The results from the microscopy study clearly showed the presence of three polymorphs, the twisted ribbon, the helical ribbon and the crystal. They also provide compelling evidence that the L-F (in ILQINS-IFQINS) and I-T (in IFQINS-TFQINS) mutations progressively increase the tendency to form larger crystals. These crystals are composed of laterally aggregated untwisted ribbons that are a stabilised form of less ordered, unstable twisted ribbon precursors. The helical ribbons on the other hand have a well-ordered structure that remains stable in their fibrillar structure. This can be easily rationalised by considering the different energetic levels of twisted versus helical ribbons in amyloid-forming peptides. It is well-understood that for cross-sectional aspect ratios of the order of unity, twisted ribbons are more energetically stable and store elastic energy by pure torsion, as revealed by their characteristic saddle-like curvature21,22,23. Beyond a critical cross-sectional aspect ratio, twisted ribbons transform into helical ribbons, undergoing a major topological change from saddle-like to mean-like curvature objects, and storing energy by a combination of both torsion and bending (with an additional torsion-bending coupling term in the energy functional, responsible for chiral symmetry breaking)21,22,23. This captures very well the energetic essence of the observed transition of twisted ribbons to crystals (via an untwisting event), which for helical ribbons would require the much more expensive untwisting and unbending, and is therefore not observed experimentally.

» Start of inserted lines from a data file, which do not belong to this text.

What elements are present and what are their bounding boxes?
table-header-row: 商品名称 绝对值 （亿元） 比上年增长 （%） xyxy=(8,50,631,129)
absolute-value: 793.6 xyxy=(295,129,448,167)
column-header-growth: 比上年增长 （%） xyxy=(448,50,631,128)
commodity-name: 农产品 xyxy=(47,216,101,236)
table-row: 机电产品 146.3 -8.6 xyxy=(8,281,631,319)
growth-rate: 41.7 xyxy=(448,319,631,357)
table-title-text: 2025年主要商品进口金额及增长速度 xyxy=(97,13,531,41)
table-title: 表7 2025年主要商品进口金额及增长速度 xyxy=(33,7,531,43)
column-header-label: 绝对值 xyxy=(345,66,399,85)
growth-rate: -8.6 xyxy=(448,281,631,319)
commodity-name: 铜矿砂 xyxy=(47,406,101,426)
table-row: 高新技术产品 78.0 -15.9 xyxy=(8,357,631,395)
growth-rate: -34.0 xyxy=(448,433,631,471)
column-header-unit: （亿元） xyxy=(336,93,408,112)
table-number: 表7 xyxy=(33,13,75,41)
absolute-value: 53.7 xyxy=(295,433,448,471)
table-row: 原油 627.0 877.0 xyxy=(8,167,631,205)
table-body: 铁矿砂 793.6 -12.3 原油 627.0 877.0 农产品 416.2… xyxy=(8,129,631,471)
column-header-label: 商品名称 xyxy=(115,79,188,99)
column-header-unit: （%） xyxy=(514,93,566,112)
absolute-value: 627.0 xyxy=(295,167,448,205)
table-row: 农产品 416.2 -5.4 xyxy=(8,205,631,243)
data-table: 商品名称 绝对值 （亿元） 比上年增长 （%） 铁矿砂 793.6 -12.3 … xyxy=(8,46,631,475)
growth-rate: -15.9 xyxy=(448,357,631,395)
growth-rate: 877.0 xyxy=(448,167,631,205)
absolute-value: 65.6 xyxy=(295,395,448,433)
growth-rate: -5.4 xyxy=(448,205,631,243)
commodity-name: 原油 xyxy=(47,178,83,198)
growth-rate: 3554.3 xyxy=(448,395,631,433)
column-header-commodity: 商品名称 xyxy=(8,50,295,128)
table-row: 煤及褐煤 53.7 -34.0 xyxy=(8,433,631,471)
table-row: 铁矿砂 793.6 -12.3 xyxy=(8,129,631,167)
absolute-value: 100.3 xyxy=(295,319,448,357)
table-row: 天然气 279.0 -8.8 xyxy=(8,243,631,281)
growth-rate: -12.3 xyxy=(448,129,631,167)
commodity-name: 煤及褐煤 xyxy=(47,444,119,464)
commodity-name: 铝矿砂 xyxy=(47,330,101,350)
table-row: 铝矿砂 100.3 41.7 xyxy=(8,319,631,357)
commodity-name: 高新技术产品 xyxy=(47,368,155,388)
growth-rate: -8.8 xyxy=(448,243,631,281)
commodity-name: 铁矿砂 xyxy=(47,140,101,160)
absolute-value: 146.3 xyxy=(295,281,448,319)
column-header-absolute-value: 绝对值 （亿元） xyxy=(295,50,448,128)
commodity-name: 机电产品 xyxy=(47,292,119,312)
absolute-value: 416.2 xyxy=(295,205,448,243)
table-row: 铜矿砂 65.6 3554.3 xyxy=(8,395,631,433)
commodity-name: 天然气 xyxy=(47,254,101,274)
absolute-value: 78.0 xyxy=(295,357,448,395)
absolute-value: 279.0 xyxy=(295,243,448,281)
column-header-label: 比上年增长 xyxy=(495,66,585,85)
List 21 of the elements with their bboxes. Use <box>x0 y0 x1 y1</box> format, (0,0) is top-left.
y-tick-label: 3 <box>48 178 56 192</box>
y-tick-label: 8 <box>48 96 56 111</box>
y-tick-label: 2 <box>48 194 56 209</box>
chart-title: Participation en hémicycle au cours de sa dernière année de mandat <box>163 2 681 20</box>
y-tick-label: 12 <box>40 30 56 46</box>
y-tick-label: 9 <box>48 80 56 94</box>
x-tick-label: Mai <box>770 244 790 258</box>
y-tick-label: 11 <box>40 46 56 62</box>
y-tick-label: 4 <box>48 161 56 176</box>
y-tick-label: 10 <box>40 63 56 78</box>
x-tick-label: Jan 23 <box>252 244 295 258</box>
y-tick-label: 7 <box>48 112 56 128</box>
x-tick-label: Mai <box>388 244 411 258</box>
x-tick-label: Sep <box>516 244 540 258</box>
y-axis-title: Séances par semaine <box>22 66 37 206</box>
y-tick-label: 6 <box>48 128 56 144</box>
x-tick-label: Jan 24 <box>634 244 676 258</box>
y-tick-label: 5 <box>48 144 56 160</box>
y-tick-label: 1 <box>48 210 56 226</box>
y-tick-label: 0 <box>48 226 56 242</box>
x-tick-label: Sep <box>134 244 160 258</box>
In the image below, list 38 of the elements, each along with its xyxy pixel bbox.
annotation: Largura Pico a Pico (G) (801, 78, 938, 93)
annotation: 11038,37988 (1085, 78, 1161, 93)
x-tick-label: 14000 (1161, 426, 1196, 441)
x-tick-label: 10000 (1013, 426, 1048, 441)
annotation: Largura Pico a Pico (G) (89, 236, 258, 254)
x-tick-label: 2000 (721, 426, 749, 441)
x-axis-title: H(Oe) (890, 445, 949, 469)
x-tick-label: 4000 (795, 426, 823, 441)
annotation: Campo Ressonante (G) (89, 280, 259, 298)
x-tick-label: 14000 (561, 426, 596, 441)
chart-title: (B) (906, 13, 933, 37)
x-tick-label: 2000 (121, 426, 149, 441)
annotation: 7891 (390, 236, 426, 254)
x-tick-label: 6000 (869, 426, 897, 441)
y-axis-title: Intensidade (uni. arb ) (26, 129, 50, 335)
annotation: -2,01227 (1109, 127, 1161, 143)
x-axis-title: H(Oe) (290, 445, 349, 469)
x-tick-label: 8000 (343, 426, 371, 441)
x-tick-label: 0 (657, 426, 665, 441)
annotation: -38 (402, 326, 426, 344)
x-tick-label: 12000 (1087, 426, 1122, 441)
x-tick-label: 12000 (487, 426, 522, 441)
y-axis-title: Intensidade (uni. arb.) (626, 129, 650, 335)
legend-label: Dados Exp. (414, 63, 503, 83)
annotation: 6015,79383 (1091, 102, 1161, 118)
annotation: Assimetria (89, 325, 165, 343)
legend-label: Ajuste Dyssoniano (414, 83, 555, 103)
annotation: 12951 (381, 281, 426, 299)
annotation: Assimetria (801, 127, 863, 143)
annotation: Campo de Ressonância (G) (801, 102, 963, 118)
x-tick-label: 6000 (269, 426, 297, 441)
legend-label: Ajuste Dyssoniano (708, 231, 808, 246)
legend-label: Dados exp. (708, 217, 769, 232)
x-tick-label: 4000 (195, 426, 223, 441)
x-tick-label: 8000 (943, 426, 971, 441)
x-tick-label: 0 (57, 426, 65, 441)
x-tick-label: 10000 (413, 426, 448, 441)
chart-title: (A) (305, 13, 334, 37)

Molecular organisation is conserved in all structures

To gain insight into the molecular organisation of the three peptides at pH 2 and pH 7, we performed Wide Angle X-Ray Scattering (WAXS) measurements (1.5 mM, 24 h) (Fig. 3a–c, Supplementary Fig. 8). We observed that WAXS spectra for all three peptides possessed five main Bragg reflections at 0.32, 0.38, 0.49, 0.63 and 1.32 Å−1 (corresponding to d-spacings of 19.6, 16.5, 12.8, 9.9 and 4.8 Å). Increased intensities of the reflections in the WAXS spectra for TFQINS compared to the other two peptides were observed at both 24 h (Supplementary Fig. 8, Supplementary Table 2) and 60 s (Supplementary Fig. 9), matching the rapid assembly and increased crystal sizes seen for TFQINS (Fig. 2, Supplementary Fig. 10, Supplementary Table 1).

Fig. 3
figure 3

WAXS, AFM and MD simulations shed light on the molecular organisation in the amyloid unit cell. ac Shows calculated scattering curves based on ensembles of nanocrystals. The single curves giving the closest match to the experimental data for each peptide are highlighted, and labelled with their unit cell parameters. The central region of the spectra was highly variable with respect to γ in comparison to the two large peaks at each end. df show the nanocrystal structures associated with each closest-matching trace, with semi-ordered dynamic water molecules shown as orange spheres. AFM images of g TFQINS (Z-scale = 30 nm) and h IFQINS (Z-scale = 30 nm) with i the corresponding height profiles showing that the height of one single layer is 2.2 nm. j AFM phase images of TFQINS showing lateral periodicity of ca. 2 nm (FFT inset in left corner). Scale bars are 50 nm. k, l show the evaluation of lateral periodicity by k averaged ACF of phase image and l DFT analysis of phase images

The reflections at 1.32 Å−1 (001) and 0.63 Å−1 (020) were promptly assigned to the intramolecular β-sheet and inter-sheet spacing, respectively24. In previous analyses of ILQINS WAXS data, it was not possible to fit both smaller peaks in the centre of the area 0.3 < q < 0.656. To fit these peaks here, it was hypothesised that they correspond to 110 reflections from multiple configurations having different values of the unit cell angle γ. The 110 peak is expected to respond more strongly to variation in γ than the n00 or 0n0 peaks, which each depend primarily either on the a or b only. It was observed in simulations that γ is indeed a soft degree of freedom for the nanocrystalline model systems (Supplementary Movies 2, 3).

For each sequence, an ensemble of crystal structures was generated for the range 74° ≤ γ ≤ 91° (Supplementary Methods). Figure 3a–c shows that at least one scattering profile with a good match to the experimental data were always among those generated. While the central peak associated to 110 did prove to depend very strongly on γ, it showed a tendency not only to move but also to split into two, indicating that other potential contributions depending on γ might also be present and generating complex interference phenomena. Variation between structures was associated mostly with shear at the hydrophobic-hydrophobic sidechain interface (Fig. 3d, e, Supplementary Movies 2, 3) and the replacement of bulky sidechains with an increase in the amount of (semi-ordered, dynamic) water (Fig. 3d–f). The overall contact topology was largely unaffected.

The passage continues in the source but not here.